IL Y A BIEN LONGTEMPS, DANS UNE SALLE DE MONTAGE LOINTAINE, TRES LOINTAINE… Paul Hirsch. Traduit de l’anglais par Pierre Filmon. Carlotta Films éditions. 468 pages. 20 euros. En librairie le 9 juin.

AAAPasseportHollywoodREPONSES.- Comment filmer l’Amérique ? Comment filmer en Amérique ? Jamais peut-être un pays ne s’est autant identifié à un art que les États-Unis à leur cinéma. Passeport pour Hollwyood est né du désir de Michel Ciment de mieux comprendre ce phénomène unique en interrogeant trois anciens metteurs en scène du Nouveau Monde parmi les plus grands (Billy Wilder, John Huston, Joseph Mankiewicz) et trois nouveaux réalisateurs de l’Ancien Monde (Roman Polanski, Milos Forman, Wim Wenders) qui ont apporté un souffle nouveau au septième art, tout en se confrontant à l’Amérique.
Interrogé à propos de Fédora, somme de tout ce qu’il a exprimé au cinéma, Billy Wilder explique : « Quand vous vieillissez, vous cristallisez plus ou moins certaines tendances qui sont en vous. Plus je fais de films, plus j’essaie d’approfondir en simplifiant la technique et en m’exprimant avec élégance. Refuser le plan qui se fait remarquer, c’est ce qu’on voit chez Chaplin, Lubitsch, Ford. Ce qui m’intéresse, ce n’est pas de pouvoir filmer pour des millions de dollars à la lumière des chandelles, c’est de savoir ce qui se passe à la lueur de ces chandelles. »

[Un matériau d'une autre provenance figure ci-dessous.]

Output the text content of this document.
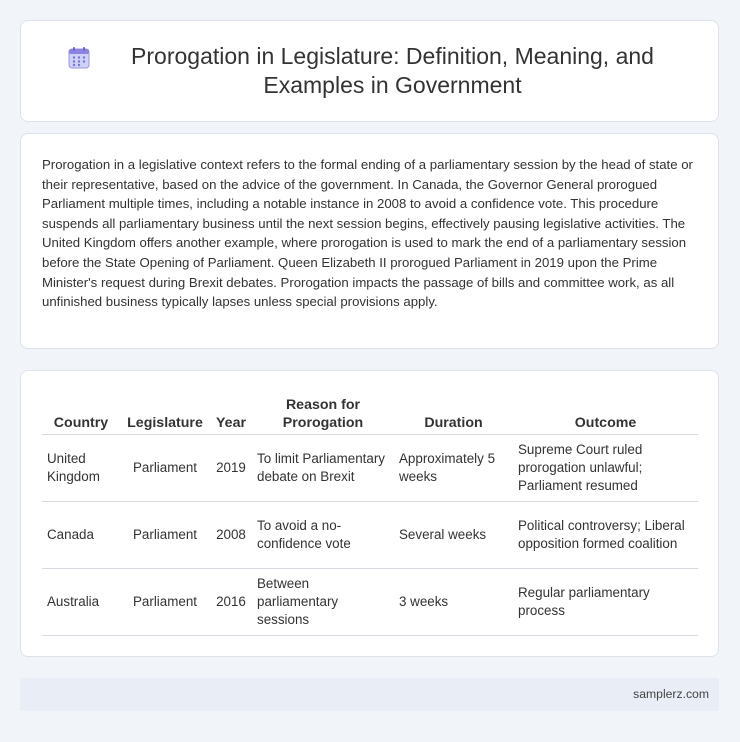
Prorogation in Legislature: Definition, Meaning, and Examples in Government

Prorogation in a legislative context refers to the formal ending of a parliamentary session by the head of state or their representative, based on the advice of the government. In Canada, the Governor General prorogued Parliament multiple times, including a notable instance in 2008 to avoid a confidence vote. This procedure suspends all parliamentary business until the next session begins, effectively pausing legislative activities. The United Kingdom offers another example, where prorogation is used to mark the end of a parliamentary session before the State Opening of Parliament. Queen Elizabeth II prorogued Parliament in 2019 upon the Prime Minister's request during Brexit debates. Prorogation impacts the passage of bills and committee work, as all unfinished business typically lapses unless special provisions apply.

Country	Legislature	Year	Reason for Prorogation	Duration	Outcome
United Kingdom	Parliament	2019	To limit Parliamentary debate on Brexit	Approximately 5 weeks	Supreme Court ruled prorogation unlawful; Parliament resumed
Canada	Parliament	2008	To avoid a no-confidence vote	Several weeks	Political controversy; Liberal opposition formed coalition
Australia	Parliament	2016	Between parliamentary sessions	3 weeks	Regular parliamentary process
samplerz.com
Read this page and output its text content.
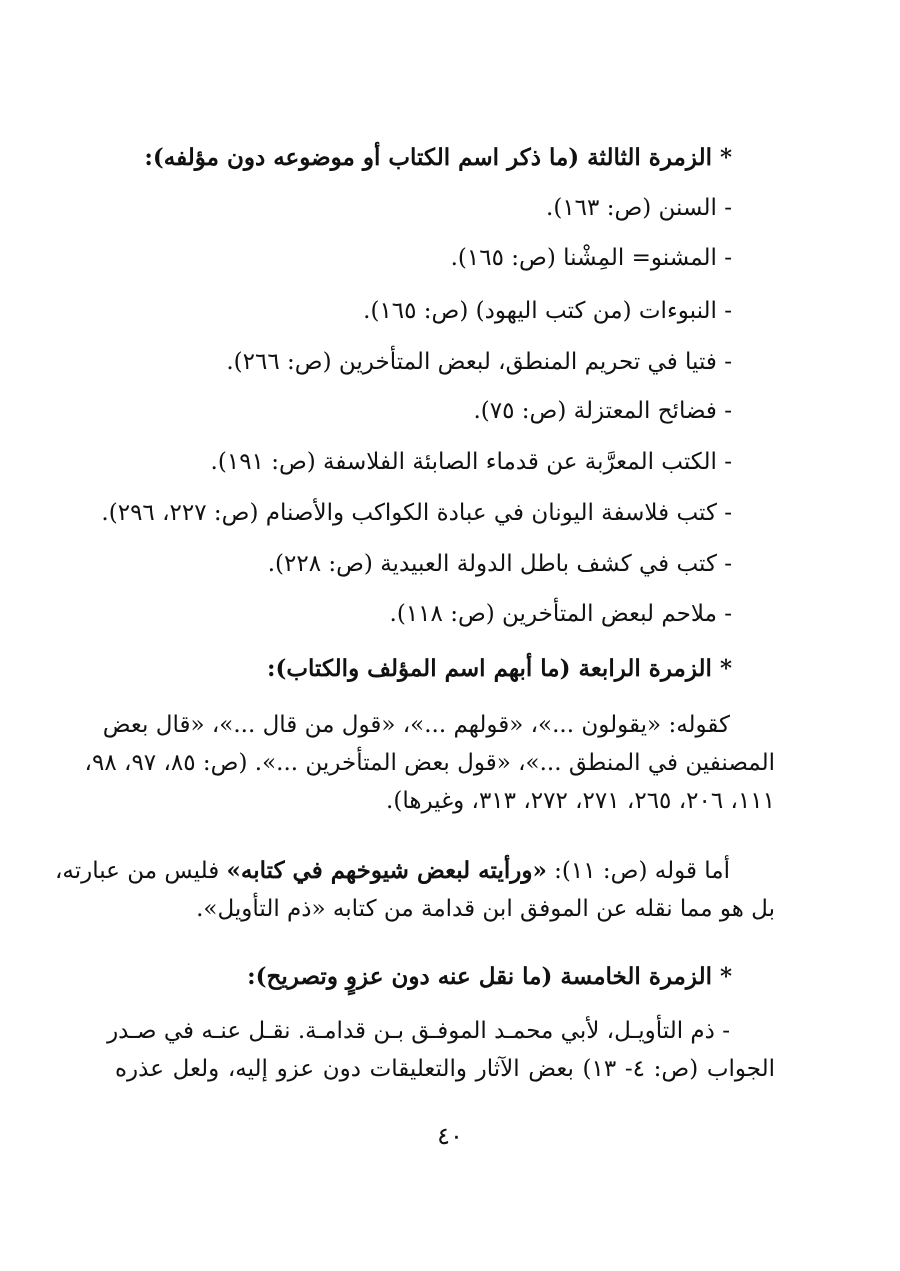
* الزمرة الثالثة (ما ذكر اسم الكتاب أو موضوعه دون مؤلفه):
- السنن (ص: ١٦٣).
- المشنو= المِشْنا (ص: ١٦٥).
- النبوءات (من كتب اليهود) (ص: ١٦٥).
- فتيا في تحريم المنطق، لبعض المتأخرين (ص: ٢٦٦).
- فضائح المعتزلة (ص: ٧٥).
- الكتب المعرَّبة عن قدماء الصابئة الفلاسفة (ص: ١٩١).
- كتب فلاسفة اليونان في عبادة الكواكب والأصنام (ص: ٢٢٧، ٢٩٦).
- كتب في كشف باطل الدولة العبيدية (ص: ٢٢٨).
- ملاحم لبعض المتأخرين (ص: ١١٨).
* الزمرة الرابعة (ما أبهم اسم المؤلف والكتاب):
كقوله: «يقولون ...»، «قولهم ...»، «قول من قال ...»، «قال بعض
المصنفين في المنطق ...»، «قول بعض المتأخرين ...». (ص: ٨٥، ٩٧، ٩٨،
١١١، ٢٠٦، ٢٦٥، ٢٧١، ٢٧٢، ٣١٣، وغيرها).
أما قوله (ص: ١١): «ورأيته لبعض شيوخهم في كتابه» فليس من عبارته،
بل هو مما نقله عن الموفق ابن قدامة من كتابه «ذم التأويل».
* الزمرة الخامسة (ما نقل عنه دون عزوٍ وتصريح):
- ذم التأويـل، لأبي محمـد الموفـق بـن قدامـة. نقـل عنـه في صـدر
الجواب (ص: ٤- ١٣) بعض الآثار والتعليقات دون عزو إليه، ولعل عذره
٤٠
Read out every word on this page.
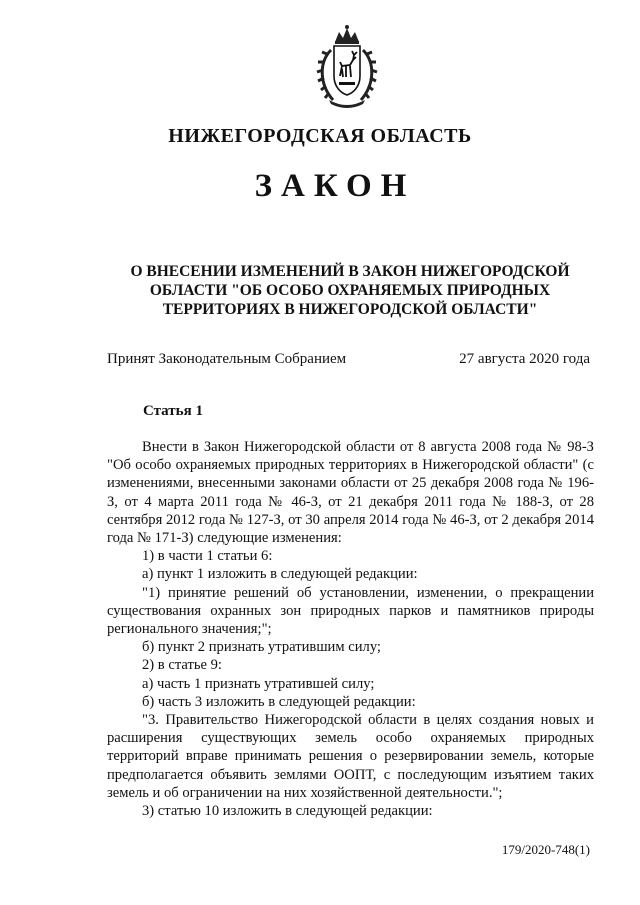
НИЖЕГОРОДСКАЯ ОБЛАСТЬ
ЗАКОН
О ВНЕСЕНИИ ИЗМЕНЕНИЙ В ЗАКОН НИЖЕГОРОДСКОЙ
ОБЛАСТИ "ОБ ОСОБО ОХРАНЯЕМЫХ ПРИРОДНЫХ
ТЕРРИТОРИЯХ В НИЖЕГОРОДСКОЙ ОБЛАСТИ"
Принят Законодательным Собранием	27 августа 2020 года
Статья 1

Внести в Закон Нижегородской области от 8 августа 2008 года № 98-З "Об особо охраняемых природных территориях в Нижегородской области" (с изменениями, внесенными законами области от 25 декабря 2008 года № 196-З, от 4 марта 2011 года № 46-З, от 21 декабря 2011 года № 188-З, от 28 сентября 2012 года № 127-З, от 30 апреля 2014 года № 46-З, от 2 декабря 2014 года № 171-З) следующие изменения:

1) в части 1 статьи 6:

а) пункт 1 изложить в следующей редакции:

"1) принятие решений об установлении, изменении, о прекращении существования охранных зон природных парков и памятников природы регионального значения;";

б) пункт 2 признать утратившим силу;

2) в статье 9:

а) часть 1 признать утратившей силу;

б) часть 3 изложить в следующей редакции:

"3. Правительство Нижегородской области в целях создания новых и расширения существующих земель особо охраняемых природных территорий вправе принимать решения о резервировании земель, которые предполагается объявить землями ООПТ, с последующим изъятием таких земель и об ограничении на них хозяйственной деятельности.";

3) статью 10 изложить в следующей редакции:

179/2020-748(1)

Quel était le fonctionnement des grandes compagnies de production ? Comment un cinéaste acquiert-il son indépendance ? Quelles sont les conditions de la création à Hollywood ? Autant de réponses de première main fournis Michel Ciment (membre du comité de rédaction de la revue Positif et auteurs de livres comme Kubrick, Kazan par Kazan, Le livre de Losey ou Le dossier Rosi) dans ces entretiens bourrés d’anecdotes, de portraits, de réflexions sur l’art et la technique, qui permettent de mieux cerner des films aussi importants que Le Limier, Amadeus, Fat City, La Vie privée de Sherlock Holmes, Paris Texas ou Rosemary’s Baby, et de connaître plus intimement leurs auteurs.
Paru pour la première fois aux éditions du Seuil en 1987, puis en poche chez Ramsay en 1992 (deux éditions rapidement épuisées et désormais introuvables) ce livre reparaît, 35 ans plus tard, enrichi de trois entretiens avec Milos Forman sur ses trois derniers films : Larry Flynt, Man on the Moon, Les Fantômes de Goya (en présence pour ce dernier de Jean-Claude Carrière) ainsi qu’une rencontre avec Wim Wenders sur Don’t Come Knocking.

PASSEPORT POUR HOLLYWOOD. Michel Ciment. Carlotta Films éditions. 402 pages. 18 euros. En librairie depuis le 5 mai.